***Howard Agnew***
(b. Yonkers, New York, March 26, 1860; d. New York City, April 24, 1894).
New York. White.
Occupation: journalist
Father’s occupation: physician
Howard Agnew’s father, Samuel J. Agnew (1833-1899), was a physician and the son of J. Holmes Agnew (1804-65), classics professor at the University of Michigan during 1845-51 and later head of Maplewood Female Seminary in Pittsfield, Massachusetts. In New York in 1859 he married Mary (Platt) Agnew (1843-1911), grand-daughter of Jonas Platt, who represented New York in Congress during 1799-1801. Her father, Zephaniah Platt, was attorney general of Michigan 1841-43 and active in the antislavery movement; he moved to South Carolina in 1868 and served as judge of the 2nd Circuit Court from 1868 until his death. Mary (Platt) Agnew’s sister, Cornelia Platt, was married to AJ Willard, a New Yorker who came to South Carolina after the war and served on the Supreme Court.

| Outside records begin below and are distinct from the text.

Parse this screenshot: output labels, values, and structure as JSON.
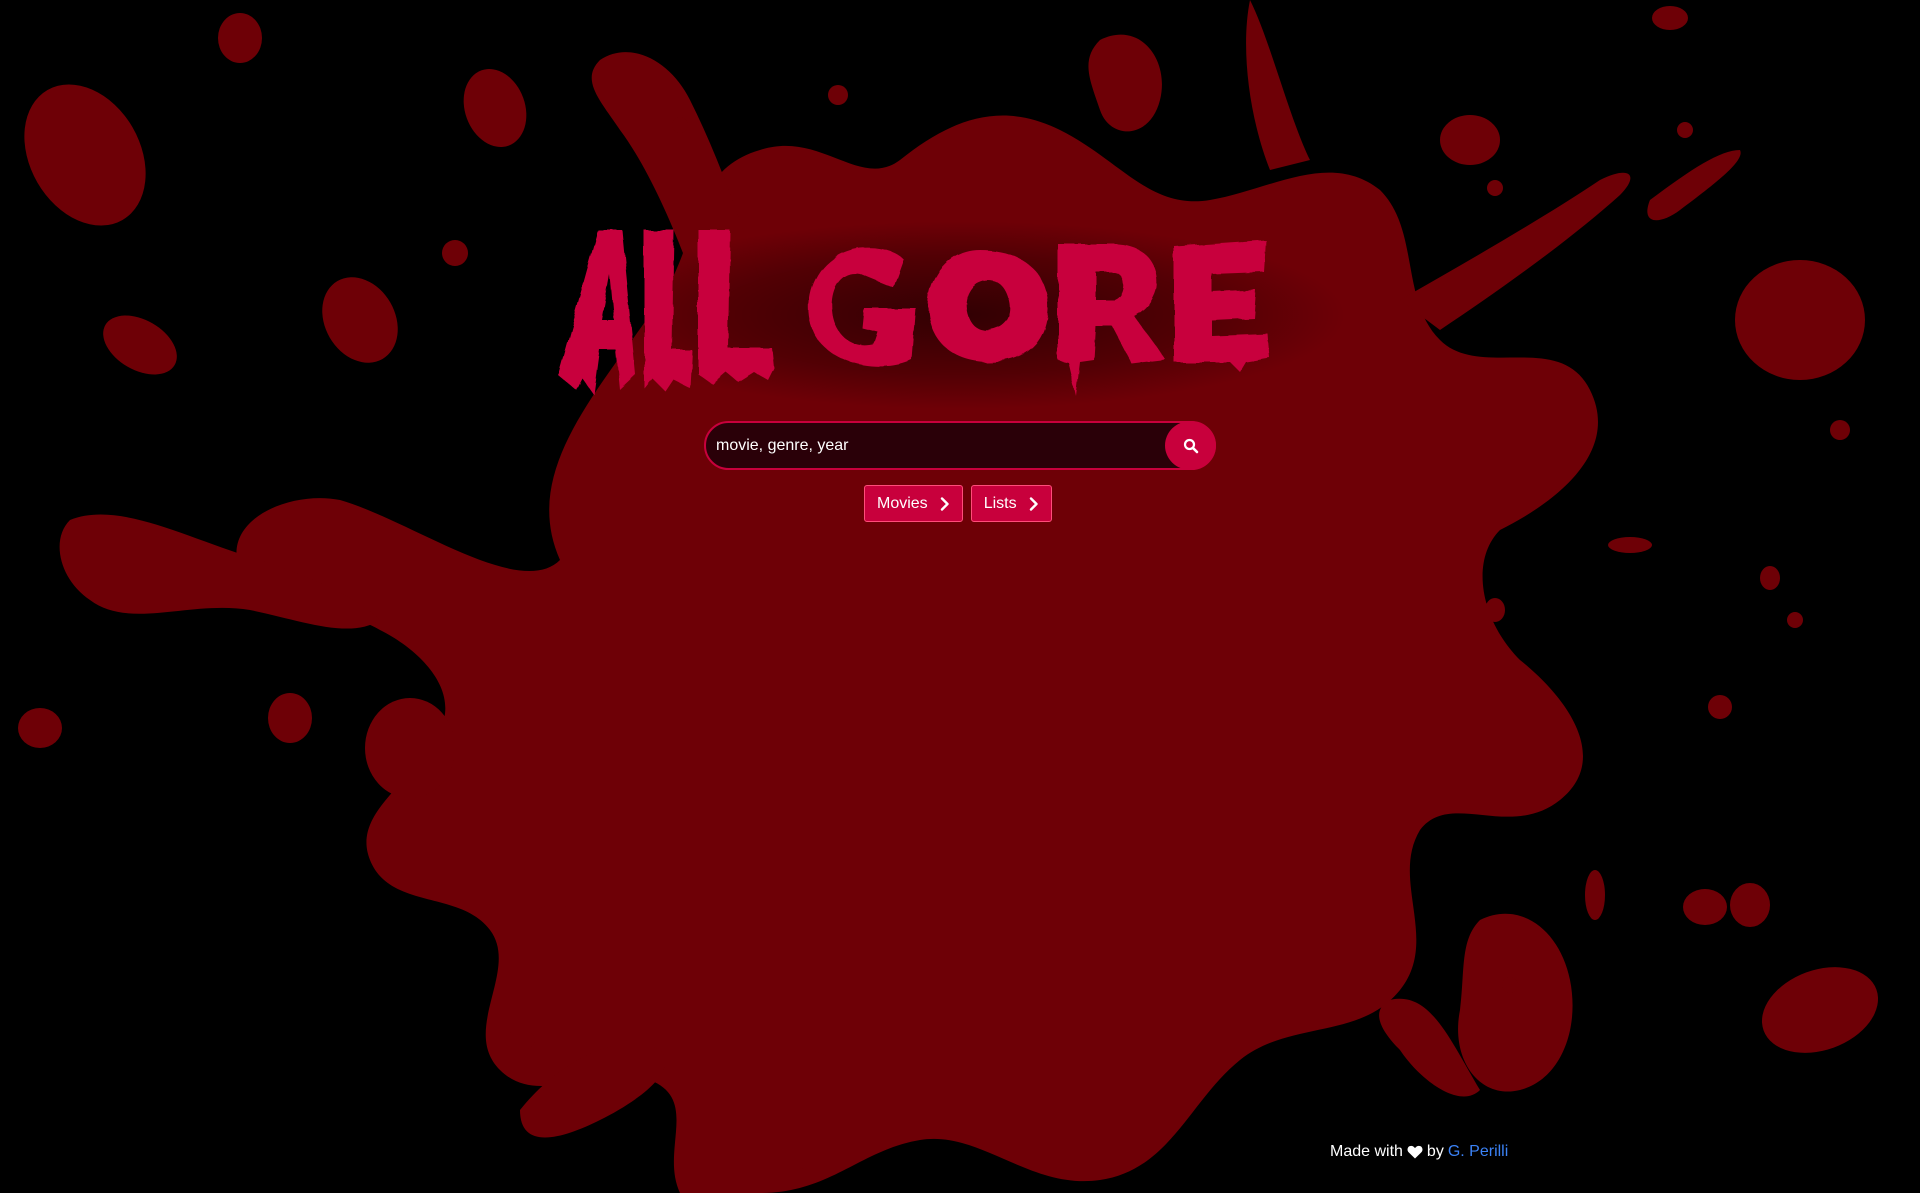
{
  "brand": {
    "logo_text": "ALL GORE",
    "logo_color": "#c8003c"
  },
  "search": {
    "placeholder": "movie, genre, year",
    "button_icon": "search-icon"
  },
  "nav": {
    "items": [
      {
        "label": "Movies",
        "icon": "chevron-right-icon"
      },
      {
        "label": "Lists",
        "icon": "chevron-right-icon"
      }
    ]
  },
  "footer": {
    "made_with": "Made with",
    "heart_icon": "heart-icon",
    "by": "by",
    "author": "G. Perilli"
  },
  "colors": {
    "background": "#000000",
    "splatter": "#6e0006",
    "accent": "#c8003c",
    "link": "#3b82f6"
  }
}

Howard Agnew’s parents divorced, presumably in New York, and his mother evidently came to South Carolina to live with her father. She remarried to Theodore Weld Parmele, who is described in the entry on his son Charles Parmele, in her father’s judicial circuit at Aiken in January 1871. Mary became a prolific writer later in life and has a Wikipedia page under Mary Platt Parmele.

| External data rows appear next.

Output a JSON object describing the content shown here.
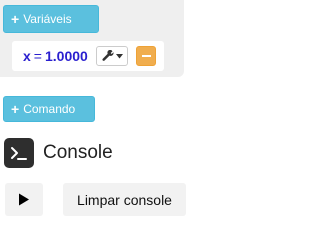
{
  "variables_panel": {
    "add_button_label": "Variáveis",
    "variable": {
      "name": "x",
      "equals": "=",
      "value": "1.0000"
    },
    "tool_icon": "wrench-icon",
    "remove_icon": "minus-icon"
  },
  "command": {
    "add_button_label": "Comando"
  },
  "console": {
    "icon": "terminal-icon",
    "title": "Console",
    "run_icon": "play-icon",
    "clear_button_label": "Limpar console"
  },
  "colors": {
    "info_button": "#5bc0de",
    "warning_button": "#f0ad4e",
    "variable_text": "#2a1fcf",
    "panel_background": "#efefef",
    "console_icon_background": "#2e2e2e"
  }
}
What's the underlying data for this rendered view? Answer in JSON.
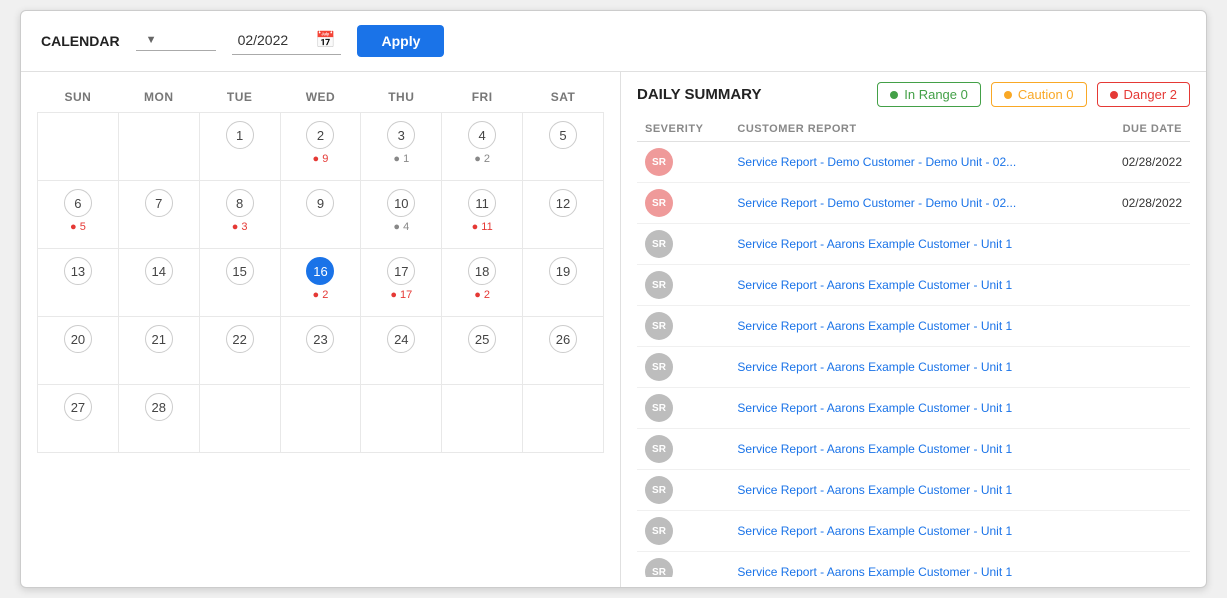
{
  "toolbar": {
    "calendar_label": "CALENDAR",
    "dropdown_text": "",
    "date_value": "02/2022",
    "apply_label": "Apply"
  },
  "badges": [
    {
      "id": "in-range",
      "label": "In Range 0",
      "dot_class": "badge-dot-green",
      "class": "badge-green"
    },
    {
      "id": "caution",
      "label": "Caution 0",
      "dot_class": "badge-dot-orange",
      "class": "badge-orange"
    },
    {
      "id": "danger",
      "label": "Danger 2",
      "dot_class": "badge-dot-red",
      "class": "badge-red"
    }
  ],
  "summary_title": "DAILY SUMMARY",
  "table_headers": [
    "SEVERITY",
    "CUSTOMER REPORT",
    "DUE DATE"
  ],
  "calendar": {
    "headers": [
      "SUN",
      "MON",
      "TUE",
      "WED",
      "THU",
      "FRI",
      "SAT"
    ],
    "weeks": [
      [
        {
          "day": null
        },
        {
          "day": null
        },
        {
          "day": 1,
          "dot": null,
          "dot_color": null
        },
        {
          "day": 2,
          "dot": "● 9",
          "dot_color": "red"
        },
        {
          "day": 3,
          "dot": "● 1",
          "dot_color": "gray"
        },
        {
          "day": 4,
          "dot": "● 2",
          "dot_color": "gray"
        },
        {
          "day": 5,
          "dot": null,
          "dot_color": null
        }
      ],
      [
        {
          "day": 6,
          "dot": null,
          "dot_color": null
        },
        {
          "day": 7,
          "dot": null,
          "dot_color": null
        },
        {
          "day": 8,
          "dot": null,
          "dot_color": null
        },
        {
          "day": 9,
          "dot": null,
          "dot_color": null
        },
        {
          "day": 10,
          "dot": "● 4",
          "dot_color": "gray"
        },
        {
          "day": 11,
          "dot": "● 11",
          "dot_color": "red"
        },
        {
          "day": 12,
          "dot": null,
          "dot_color": null
        }
      ],
      [
        {
          "day": null,
          "extra": "● 5",
          "extra_color": "red",
          "attach_to": 6
        },
        {
          "day": null,
          "extra": "● 3",
          "extra_color": "red",
          "attach_to": 7
        }
      ],
      [
        {
          "day": 13,
          "dot": null,
          "dot_color": null
        },
        {
          "day": 14,
          "dot": null,
          "dot_color": null
        },
        {
          "day": 15,
          "dot": null,
          "dot_color": null
        },
        {
          "day": 16,
          "dot": "● 2",
          "dot_color": "red",
          "today": true
        },
        {
          "day": 17,
          "dot": "● 17",
          "dot_color": "red"
        },
        {
          "day": 18,
          "dot": "● 2",
          "dot_color": "red"
        },
        {
          "day": 19,
          "dot": null,
          "dot_color": null
        }
      ],
      [
        {
          "day": 20,
          "dot": null,
          "dot_color": null
        },
        {
          "day": 21,
          "dot": null,
          "dot_color": null
        },
        {
          "day": 22,
          "dot": null,
          "dot_color": null
        },
        {
          "day": 23,
          "dot": null,
          "dot_color": null
        },
        {
          "day": 24,
          "dot": null,
          "dot_color": null
        },
        {
          "day": 25,
          "dot": null,
          "dot_color": null
        },
        {
          "day": 26,
          "dot": null,
          "dot_color": null
        }
      ],
      [
        {
          "day": 27,
          "dot": null,
          "dot_color": null
        },
        {
          "day": 28,
          "dot": null,
          "dot_color": null
        },
        {
          "day": null
        },
        {
          "day": null
        },
        {
          "day": null
        },
        {
          "day": null
        },
        {
          "day": null
        }
      ]
    ]
  },
  "reports": [
    {
      "severity": "SR",
      "badge_class": "sr-badge-red",
      "link": "Service Report - Demo Customer - Demo Unit - 02...",
      "due_date": "02/28/2022"
    },
    {
      "severity": "SR",
      "badge_class": "sr-badge-red",
      "link": "Service Report - Demo Customer - Demo Unit - 02...",
      "due_date": "02/28/2022"
    },
    {
      "severity": "SR",
      "badge_class": "sr-badge-gray",
      "link": "Service Report - Aarons Example Customer - Unit 1",
      "due_date": ""
    },
    {
      "severity": "SR",
      "badge_class": "sr-badge-gray",
      "link": "Service Report - Aarons Example Customer - Unit 1",
      "due_date": ""
    },
    {
      "severity": "SR",
      "badge_class": "sr-badge-gray",
      "link": "Service Report - Aarons Example Customer - Unit 1",
      "due_date": ""
    },
    {
      "severity": "SR",
      "badge_class": "sr-badge-gray",
      "link": "Service Report - Aarons Example Customer - Unit 1",
      "due_date": ""
    },
    {
      "severity": "SR",
      "badge_class": "sr-badge-gray",
      "link": "Service Report - Aarons Example Customer - Unit 1",
      "due_date": ""
    },
    {
      "severity": "SR",
      "badge_class": "sr-badge-gray",
      "link": "Service Report - Aarons Example Customer - Unit 1",
      "due_date": ""
    },
    {
      "severity": "SR",
      "badge_class": "sr-badge-gray",
      "link": "Service Report - Aarons Example Customer - Unit 1",
      "due_date": ""
    },
    {
      "severity": "SR",
      "badge_class": "sr-badge-gray",
      "link": "Service Report - Aarons Example Customer - Unit 1",
      "due_date": ""
    },
    {
      "severity": "SR",
      "badge_class": "sr-badge-gray",
      "link": "Service Report - Aarons Example Customer - Unit 1",
      "due_date": ""
    }
  ]
}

When USC closed, Howard Agnew entered Harvard, where he was part of the class of 1881 for four years but did not graduate. Upon leaving Harvard he worked for the New York World under the editorship of William H. Hurlbut. When Joseph Pulitzer took over the paper, Agnew became literary critic of the New York Graphic, the only daily illustrated newspaper in the city. Later he was on the editorial staff of the New York Herald. Poor health prompted him to spend three years in the Adirondacks. From his return to New York City in 1886 until his death in 1894 he was on the editorial staff of the Commercial Advertiser, for which he was also music critic. He married Marion Weston, daughter of Edward and Elizabeth Weston of Yonkers, on Aug. 6, 1884. Their only child, Myrtle, was born at Yonkers on July 2, 1885.